To ensure that the most relevant features are used in building the surrogage model, feature selection is performed to search for the most optimal features from the preprocessed data.
Note
Feature selection is performed using the X_train and the y_train set.
To determine which features are useful for predicting the total energy and total costing we use:
MultiTaskLassoCV
Feature selection can be perfomed using any of the following estimator types when predicting the total energy or total costing:
Linear Regression
XGBRegressor
ElasticnetCV
LassoCV
Some details on the options are:
XGBRegressor and ElasticnetCV are often slow in selecting the features.
ElasticnetCV and LassoCV frequently selected same features.
Although, LassoCV is used as the default estimator for feature selection, any of the other estimator type can be used by specifying the respective esimator type to the estimator_type parameter when performing feature selection.
Note
The json file that is created contains the key value “features” which represents the final features selected for modelling.
Build the surrogate model and predict energy use¶
The outputs from the preprocessing and feature selection steps are used as input to predict.py
to derive a trained model for predicting the energy and costing:
python predict.py input_config.yml
This script will output the trained model as a .h5 file for a Multilayer Perceptron model and .joblib for a Random Forest Model alongisde information on the training and testing performed for analysis. The outputs from this step will be used when obtaining predictions with the model.

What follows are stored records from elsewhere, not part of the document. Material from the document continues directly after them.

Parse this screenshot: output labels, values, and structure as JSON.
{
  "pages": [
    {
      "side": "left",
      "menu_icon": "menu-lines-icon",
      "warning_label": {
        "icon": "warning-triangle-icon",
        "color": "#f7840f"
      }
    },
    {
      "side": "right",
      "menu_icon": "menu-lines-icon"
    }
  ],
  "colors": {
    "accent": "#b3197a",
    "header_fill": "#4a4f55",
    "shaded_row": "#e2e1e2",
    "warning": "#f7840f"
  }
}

The parameters to the above script are documented at: predict
.
The Machine Learning model which is used for training will vary depending on whether parameter tuning is or is not performed (total outputs only) and depending on whether the user selects the more complex or simplistic model. When hyperparameter tuning is used (total outputs only), the Keras Hyperband Tuner is configured to optimize the parameters based on the loss. The tuner also uses early stopping by monitoring the loss with a patience of 5. Once the tuner finishes, the optimized model is built and used for training.
If hyperparameter tuning is not performed, a default model which has been evaluated as a baseline for performance is used. There are two options for the default model, one with more hidden nodes and a lower learning rate and another with less hidden nodes and a larger learning rate.

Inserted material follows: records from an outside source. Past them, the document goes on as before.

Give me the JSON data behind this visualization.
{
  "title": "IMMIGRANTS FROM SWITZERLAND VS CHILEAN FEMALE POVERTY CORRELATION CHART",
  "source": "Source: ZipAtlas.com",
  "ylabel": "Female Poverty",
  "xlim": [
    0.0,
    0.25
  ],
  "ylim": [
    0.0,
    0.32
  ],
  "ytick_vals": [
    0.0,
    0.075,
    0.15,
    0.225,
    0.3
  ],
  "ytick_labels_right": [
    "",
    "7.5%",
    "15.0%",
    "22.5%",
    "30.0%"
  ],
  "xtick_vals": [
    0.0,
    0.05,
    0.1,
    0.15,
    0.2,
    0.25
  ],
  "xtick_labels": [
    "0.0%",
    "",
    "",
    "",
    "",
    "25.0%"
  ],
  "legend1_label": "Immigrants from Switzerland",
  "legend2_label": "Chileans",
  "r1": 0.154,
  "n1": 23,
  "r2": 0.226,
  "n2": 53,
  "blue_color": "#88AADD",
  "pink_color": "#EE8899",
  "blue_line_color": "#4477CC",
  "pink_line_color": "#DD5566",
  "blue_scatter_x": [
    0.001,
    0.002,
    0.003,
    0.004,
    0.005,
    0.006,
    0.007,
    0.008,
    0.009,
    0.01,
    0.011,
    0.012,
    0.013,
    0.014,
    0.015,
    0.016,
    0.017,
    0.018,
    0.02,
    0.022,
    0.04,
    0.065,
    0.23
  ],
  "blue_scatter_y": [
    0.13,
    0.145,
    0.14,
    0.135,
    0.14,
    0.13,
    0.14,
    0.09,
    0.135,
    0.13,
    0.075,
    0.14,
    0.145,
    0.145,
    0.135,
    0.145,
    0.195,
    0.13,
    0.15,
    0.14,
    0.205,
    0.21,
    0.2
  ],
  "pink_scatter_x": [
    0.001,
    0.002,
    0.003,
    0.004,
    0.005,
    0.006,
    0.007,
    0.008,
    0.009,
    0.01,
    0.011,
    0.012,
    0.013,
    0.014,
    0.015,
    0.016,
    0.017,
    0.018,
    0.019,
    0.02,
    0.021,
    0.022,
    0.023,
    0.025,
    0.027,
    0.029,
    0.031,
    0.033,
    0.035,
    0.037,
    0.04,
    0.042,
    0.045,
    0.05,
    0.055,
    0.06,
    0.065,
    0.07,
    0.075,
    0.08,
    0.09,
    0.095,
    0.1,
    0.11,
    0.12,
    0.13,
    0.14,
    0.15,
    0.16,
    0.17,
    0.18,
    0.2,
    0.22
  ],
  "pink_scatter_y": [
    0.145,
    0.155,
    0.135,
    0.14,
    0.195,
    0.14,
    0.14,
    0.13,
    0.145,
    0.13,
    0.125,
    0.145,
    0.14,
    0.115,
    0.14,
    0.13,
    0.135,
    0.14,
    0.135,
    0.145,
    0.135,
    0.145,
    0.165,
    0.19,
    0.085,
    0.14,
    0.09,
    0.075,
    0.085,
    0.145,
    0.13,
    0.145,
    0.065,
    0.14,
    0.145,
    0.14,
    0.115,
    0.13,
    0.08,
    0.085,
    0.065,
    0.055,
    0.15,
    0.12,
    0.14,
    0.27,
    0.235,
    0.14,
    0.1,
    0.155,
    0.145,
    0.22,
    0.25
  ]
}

Larger model: This model uses a single layer of 10000 nodes with the ReLU activation function. An optional 10% dropout layer is then applied. The adam optimizer is used with a learning rate of 0.0001.

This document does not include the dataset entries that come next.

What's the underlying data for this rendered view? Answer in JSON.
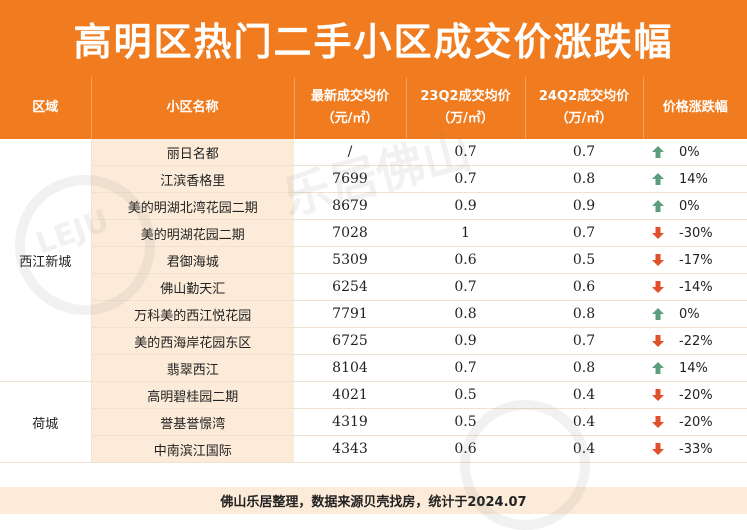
{
  "title": "高明区热门二手小区成交价涨跌幅",
  "headers": {
    "area": "区域",
    "name": "小区名称",
    "latest_line1": "最新成交均价",
    "latest_line2": "（元/㎡）",
    "q23_line1": "23Q2成交均价",
    "q23_line2": "（万/㎡）",
    "q24_line1": "24Q2成交均价",
    "q24_line2": "（万/㎡）",
    "change": "价格涨跌幅"
  },
  "groups": [
    {
      "area": "西江新城",
      "rows": [
        {
          "name": "丽日名都",
          "latest": "/",
          "q23": "0.7",
          "q24": "0.7",
          "change": "0%",
          "dir": "up"
        },
        {
          "name": "江滨香格里",
          "latest": "7699",
          "q23": "0.7",
          "q24": "0.8",
          "change": "14%",
          "dir": "up"
        },
        {
          "name": "美的明湖北湾花园二期",
          "latest": "8679",
          "q23": "0.9",
          "q24": "0.9",
          "change": "0%",
          "dir": "up"
        },
        {
          "name": "美的明湖花园二期",
          "latest": "7028",
          "q23": "1",
          "q24": "0.7",
          "change": "-30%",
          "dir": "down"
        },
        {
          "name": "君御海城",
          "latest": "5309",
          "q23": "0.6",
          "q24": "0.5",
          "change": "-17%",
          "dir": "down"
        },
        {
          "name": "佛山勤天汇",
          "latest": "6254",
          "q23": "0.7",
          "q24": "0.6",
          "change": "-14%",
          "dir": "down"
        },
        {
          "name": "万科美的西江悦花园",
          "latest": "7791",
          "q23": "0.8",
          "q24": "0.8",
          "change": "0%",
          "dir": "up"
        },
        {
          "name": "美的西海岸花园东区",
          "latest": "6725",
          "q23": "0.9",
          "q24": "0.7",
          "change": "-22%",
          "dir": "down"
        },
        {
          "name": "翡翠西江",
          "latest": "8104",
          "q23": "0.7",
          "q24": "0.8",
          "change": "14%",
          "dir": "up"
        }
      ]
    },
    {
      "area": "荷城",
      "rows": [
        {
          "name": "高明碧桂园二期",
          "latest": "4021",
          "q23": "0.5",
          "q24": "0.4",
          "change": "-20%",
          "dir": "down"
        },
        {
          "name": "誉基誉憬湾",
          "latest": "4319",
          "q23": "0.5",
          "q24": "0.4",
          "change": "-20%",
          "dir": "down"
        },
        {
          "name": "中南滨江国际",
          "latest": "4343",
          "q23": "0.6",
          "q24": "0.4",
          "change": "-33%",
          "dir": "down"
        }
      ]
    }
  ],
  "footer": "佛山乐居整理，数据来源贝壳找房，统计于2024.07",
  "colors": {
    "header": "#f07c1f",
    "up": "#5a9e7c",
    "down": "#e0502a",
    "name_bg": "#fcebd8"
  },
  "watermark": {
    "logo_text": "LEJU",
    "brand_text": "乐居佛山"
  }
}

Smaller model: This model uses a single layer of 56 nodes with the ReLU activation function. An optional 10% dropout layer is then applied. The adam optimizer is used with a learning rate of 0.001.
A customized RMSE loss function is defined and used for training which takes a sum of the labels and predictions before computing the RMSE loss.
The outputs will include breakdowns on the model’s overall performance and the model’s performance for each building type and climate zone. When working with breakdowns of the energy and costing values, these breakdowns will be done for all types of costing and energy.